Complex Made Simple

Markets give a mixed performance with Ramadan in its second week

Egypt being the star ending the week up by 2.8 per cent and Qatar leading the losing side by 1.2 per cent over the week, followed by Abu Dhabi and Saudi Arabia each by 0.8 per cent and 0.1 per cent respectively.

US markets had a positive close for last week, with Dow, Nasdaq and S&P500 reaching their all-time highs, ignoring a recent job report that came below expectations.

Oil on the other hand, ended the week on a negative note, again below the $50 mark on the back of the same story of US Shale which will continue to distort the supply/demand picture despite OPEC extending cuts.

On the regional front, with Ramadan in its second week, markets had a mixed performance with Egypt being the star. The Egyptian market managed to end the week up by 2.8 per cent reaching a recent high of 13,467 points after the president ratified the new investment law.

Kuwait came in second in the win column, up by 1.9 per cent over the week, maintaining its YTD returns of 18.5 per cent. Bahrain, Dubai and Oman followed with small gains ending the week up 0.8 per cent, 0.7 per cent and 0.6 per cent respectively.

On the losing side, Qatar came in first, losing 1.2 per cent over the week, followed by Abu Dhabi and Saudi Arabia each by 0.8 per cent and 0.1 per cent respectively.

Global commentary

1. US stock markets advanced over the past week, supported by strong economic data. The Nasdaq Composite Index gained 1.5 per cent, while the S&P 500 climbed 1.0 per cent, backed by technology and financial sectors. Meanwhile, the Dow Jones rose 0.6 per cent.

2. European markets gained last week, backed by stronger-than-expected manufacturing PMI data. The DAX jumped 1.8 per cent, owing to a rise in German car registration data, while the CAC 40 edged up 0.1 per cent. However, the FTSE 100 ended on a flat note.
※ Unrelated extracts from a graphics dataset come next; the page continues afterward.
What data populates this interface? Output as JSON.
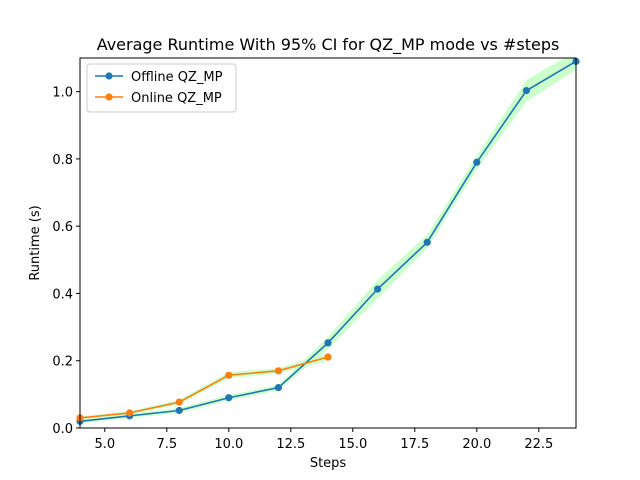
{
  "chart_data": {
    "type": "line",
    "title": "Average Runtime With 95% CI for QZ_MP mode vs #steps",
    "xlabel": "Steps",
    "ylabel": "Runtime (s)",
    "xlim": [
      4,
      24
    ],
    "ylim": [
      0,
      1.1
    ],
    "xticks": [
      5.0,
      7.5,
      10.0,
      12.5,
      15.0,
      17.5,
      20.0,
      22.5
    ],
    "xtick_labels": [
      "5.0",
      "7.5",
      "10.0",
      "12.5",
      "15.0",
      "17.5",
      "20.0",
      "22.5"
    ],
    "yticks": [
      0.0,
      0.2,
      0.4,
      0.6,
      0.8,
      1.0
    ],
    "ytick_labels": [
      "0.0",
      "0.2",
      "0.4",
      "0.6",
      "0.8",
      "1.0"
    ],
    "grid": false,
    "legend": "top-left",
    "ci_color": "#c6ffc6",
    "series": [
      {
        "name": "Offline QZ_MP",
        "color": "#1f77b4",
        "x": [
          4,
          6,
          8,
          10,
          12,
          14,
          16,
          18,
          20,
          22,
          24
        ],
        "y": [
          0.02,
          0.036,
          0.052,
          0.09,
          0.12,
          0.253,
          0.413,
          0.552,
          0.79,
          1.003,
          1.09
        ],
        "ci_low": [
          0.015,
          0.03,
          0.045,
          0.082,
          0.112,
          0.235,
          0.385,
          0.535,
          0.77,
          0.97,
          1.065
        ],
        "ci_high": [
          0.025,
          0.042,
          0.06,
          0.098,
          0.128,
          0.27,
          0.44,
          0.575,
          0.81,
          1.035,
          1.12
        ]
      },
      {
        "name": "Online QZ_MP",
        "color": "#ff7f0e",
        "x": [
          4,
          6,
          8,
          10,
          12,
          14
        ],
        "y": [
          0.03,
          0.045,
          0.077,
          0.157,
          0.17,
          0.211
        ],
        "ci_low": [
          0.026,
          0.04,
          0.07,
          0.148,
          0.162,
          0.2
        ],
        "ci_high": [
          0.034,
          0.05,
          0.084,
          0.166,
          0.178,
          0.222
        ]
      }
    ]
  }
}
3. Most stock markets in the GCC region rose over the previous week. Kuwait and Bahrain jumped 1.9 per cent and 0.8 per cent, respectively, while Dubai advanced 0.7 per cent, driven by real estate stocks. Oman climbed 0.6 per cent. On the other hand, Qatar and Abu Dhabi dropped 1.2 per cent and 0.8 per cent, respectively.

4. Most Asian markets advanced last week. The Nikkei 225 jumped 2.5 per cent, led by strong economic data, while the Hang Seng Index and the KOSPI rose 1.1 per cent and 0.7 per cent, respectively. However, the Shanghai Composite Index edged down 0.1 per cent.

5. Brent crude dropped 1.3 per cent on Friday, as the Trump administration’s decision to withdraw from the climate deal added concerns to the global glut. Key crude contracts Brent and WTI ended at $49.95 (-1.3 per cent) and $47.66 (-1.5 per cent), respectively.

Saudi commentary

1. Tadawul All Share Index (TASI) lost 7.62 points or 0.11 per cent to close at 6,863.62. Fifteen of the twenty sector indices closed lower. The advance decline ratio was 54/107. Trading turnover was around SAR 2.2 billion.

2. Saudi Telecom to improve offer on Turkish unit’s loan: Saudi Telecom Co. (STC) has improved its offer to banks on a $4.75bn loan for the Turkish unit, Oger Telecom, which failed to pay two installments on the debt, according to financial website Argaam.

3. Bahri to get new $90 million VLCC on June 12: The National Shipping Company of Saudi Arabia (Bahri) will be receiving a new Very Large Crude Carrier (VLCC) worth $90m on June 12 from South Korea’s Hyundai Samho Heavy Industries Co. (HSHI).

4. AMIC completes mechanical works at Yanbu Titanium Sponge project: Advanced Metal Industries Co. (AMIC), which is equally owned by Tasnee and Cristal, completed the mechanical works of the titanium sponge project in Yanbu Industrial City on May 31, Tasnee said.

With oil struggling to reach the $50 and Ramadan in full swing, markets are expected to stay in a tight trading range unless positive economic or specific company news occurs and changes the current scenario.